If that were the case, businesses couldn’t function. In the world of business you trust people every day who (in game theory parlance) could defect at any time. Your employer can fire you for no reason. A big customer can stop paying a bill on which your livelihood depends. Ah, but you have a contract so there are penalties. Right? Let me tell you a short anecdote.
Many years ago I was running a consulting business, and one of our customers was a famous internet company at the time. We had a contract, they were paying us 20k per month on an indefinite basis. The contract stated that they had to give us a 90-day notice before canceling it. Of course, the day came that Company no longer needed our services. The new person in charge had no idea about this clause in our contract, so I brought it up. “Let me think about it, and I’ll get back to you tomorrow.”
The next day, Person In Charge tells me “you’re right, we cannot cancel the contract without 90-day notice. This is your 90-day notice. For the next 90 days, here’s what we want you to do.” This was followed by a description of the most horrendous task the company could think of, the software equivalent of the escape scene from The Shawshank Redemption. At that point I conceded, we shook hands and parted amicably.
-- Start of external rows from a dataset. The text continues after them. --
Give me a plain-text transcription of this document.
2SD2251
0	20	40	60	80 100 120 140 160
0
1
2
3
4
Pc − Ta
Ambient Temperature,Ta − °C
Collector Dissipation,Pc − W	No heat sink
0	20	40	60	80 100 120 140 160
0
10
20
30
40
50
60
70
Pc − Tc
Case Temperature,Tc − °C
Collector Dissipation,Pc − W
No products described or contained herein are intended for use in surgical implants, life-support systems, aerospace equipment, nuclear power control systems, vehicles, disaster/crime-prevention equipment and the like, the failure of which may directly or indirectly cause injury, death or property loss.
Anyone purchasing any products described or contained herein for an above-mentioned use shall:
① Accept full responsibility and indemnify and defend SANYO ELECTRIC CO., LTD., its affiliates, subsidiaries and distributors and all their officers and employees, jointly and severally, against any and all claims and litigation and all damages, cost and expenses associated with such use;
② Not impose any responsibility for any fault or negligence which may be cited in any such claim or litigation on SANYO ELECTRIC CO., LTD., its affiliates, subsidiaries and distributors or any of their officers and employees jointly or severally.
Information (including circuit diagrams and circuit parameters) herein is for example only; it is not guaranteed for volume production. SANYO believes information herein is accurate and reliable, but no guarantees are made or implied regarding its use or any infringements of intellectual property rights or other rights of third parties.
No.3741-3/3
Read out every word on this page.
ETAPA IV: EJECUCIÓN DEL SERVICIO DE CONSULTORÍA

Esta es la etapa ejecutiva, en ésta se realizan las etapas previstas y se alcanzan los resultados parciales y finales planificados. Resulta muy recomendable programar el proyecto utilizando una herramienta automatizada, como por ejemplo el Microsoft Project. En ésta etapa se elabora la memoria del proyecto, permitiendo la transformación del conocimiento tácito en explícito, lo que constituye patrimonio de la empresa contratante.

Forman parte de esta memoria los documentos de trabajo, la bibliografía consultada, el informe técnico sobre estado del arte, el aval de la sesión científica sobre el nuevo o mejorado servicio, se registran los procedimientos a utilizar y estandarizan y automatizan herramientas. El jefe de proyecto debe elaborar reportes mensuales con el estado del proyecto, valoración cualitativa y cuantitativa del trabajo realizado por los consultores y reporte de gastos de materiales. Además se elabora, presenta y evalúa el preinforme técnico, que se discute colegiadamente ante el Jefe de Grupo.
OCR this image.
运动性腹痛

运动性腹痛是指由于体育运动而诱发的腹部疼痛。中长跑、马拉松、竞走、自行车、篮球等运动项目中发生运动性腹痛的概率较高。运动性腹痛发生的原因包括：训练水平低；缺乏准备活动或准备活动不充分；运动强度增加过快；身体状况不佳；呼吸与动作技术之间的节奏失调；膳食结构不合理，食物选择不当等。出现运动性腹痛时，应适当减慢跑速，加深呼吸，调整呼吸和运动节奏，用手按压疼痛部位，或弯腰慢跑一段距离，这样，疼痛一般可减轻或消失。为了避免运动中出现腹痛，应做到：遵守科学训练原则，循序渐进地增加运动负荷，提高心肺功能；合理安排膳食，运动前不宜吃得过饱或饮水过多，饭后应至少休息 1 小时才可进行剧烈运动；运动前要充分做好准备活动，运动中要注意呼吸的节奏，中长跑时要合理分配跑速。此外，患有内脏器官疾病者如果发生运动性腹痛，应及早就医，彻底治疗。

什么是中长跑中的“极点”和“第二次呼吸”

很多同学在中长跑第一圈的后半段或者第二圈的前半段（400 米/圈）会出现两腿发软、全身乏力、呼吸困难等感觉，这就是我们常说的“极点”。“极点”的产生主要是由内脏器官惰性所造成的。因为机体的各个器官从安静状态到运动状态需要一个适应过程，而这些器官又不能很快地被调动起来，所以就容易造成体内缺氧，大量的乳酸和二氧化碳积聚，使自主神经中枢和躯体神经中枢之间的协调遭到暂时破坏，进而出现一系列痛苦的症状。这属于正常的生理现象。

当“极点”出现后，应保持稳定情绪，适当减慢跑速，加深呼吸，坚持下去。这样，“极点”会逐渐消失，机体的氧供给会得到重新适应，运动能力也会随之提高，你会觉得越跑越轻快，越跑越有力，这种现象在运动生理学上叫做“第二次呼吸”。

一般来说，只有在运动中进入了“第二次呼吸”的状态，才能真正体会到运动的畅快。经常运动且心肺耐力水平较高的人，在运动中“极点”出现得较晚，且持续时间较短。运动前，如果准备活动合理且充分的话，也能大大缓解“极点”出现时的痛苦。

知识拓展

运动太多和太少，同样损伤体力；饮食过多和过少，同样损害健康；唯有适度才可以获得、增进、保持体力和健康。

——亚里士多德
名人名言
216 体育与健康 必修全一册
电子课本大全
So contracts between a small company and a big one are mostly a psychological anchor. It comes down to who’s willing to sue, or who can afford it. Contracts assume everything goes well, and more than anything they spell out in writing what the parts are supposed to be doing so there’s no confusion.
What does this have to do with the story above? I believe the startup should have pushed for the term sheet as soon as possible. Either the acquirer would have said no (end of story right there), or the sheet would have been signed. A term sheet increases the likelihood that the acquisition will go through, even if it’s non-binding. This is because putting it together and agreeing to it takes a serious amount of work. As the acquirer puts work into the deal, biases like the Endowment effect and sunk costs start kicking in. This makes it psychologically harder for them to back out.
The bigger question: who to trust and when? Maybe there is a formula for that, but I don’t know it. Experience certainly helps; the more you’ve been exposed to bullshit, the sooner you recognize the smell. Of course, in an ideal situation both parties work hard to align interests so there’s little need for trust. The challenge in that case is to periodically verify that the interests are still aligned, because they can drift apart very quickly. If you happen to be working with a party that has a public reputation, you want to try to set things up in a way that betraying your trust would hurt that reputation. Of course, sometimes you can’t do any of those things, and all you’re left with is your intuition. Well, at least you can study the history of the other party, and ask other people who have dealt with them. That’s why it’s so hard to get business when you’re a startup: you have no history.
The gist of this meandering post, if any: in business sometimes you have to trust others even though they could defect. That can be especially costly in a startup, but those are the breaks. May The Trust Be With You.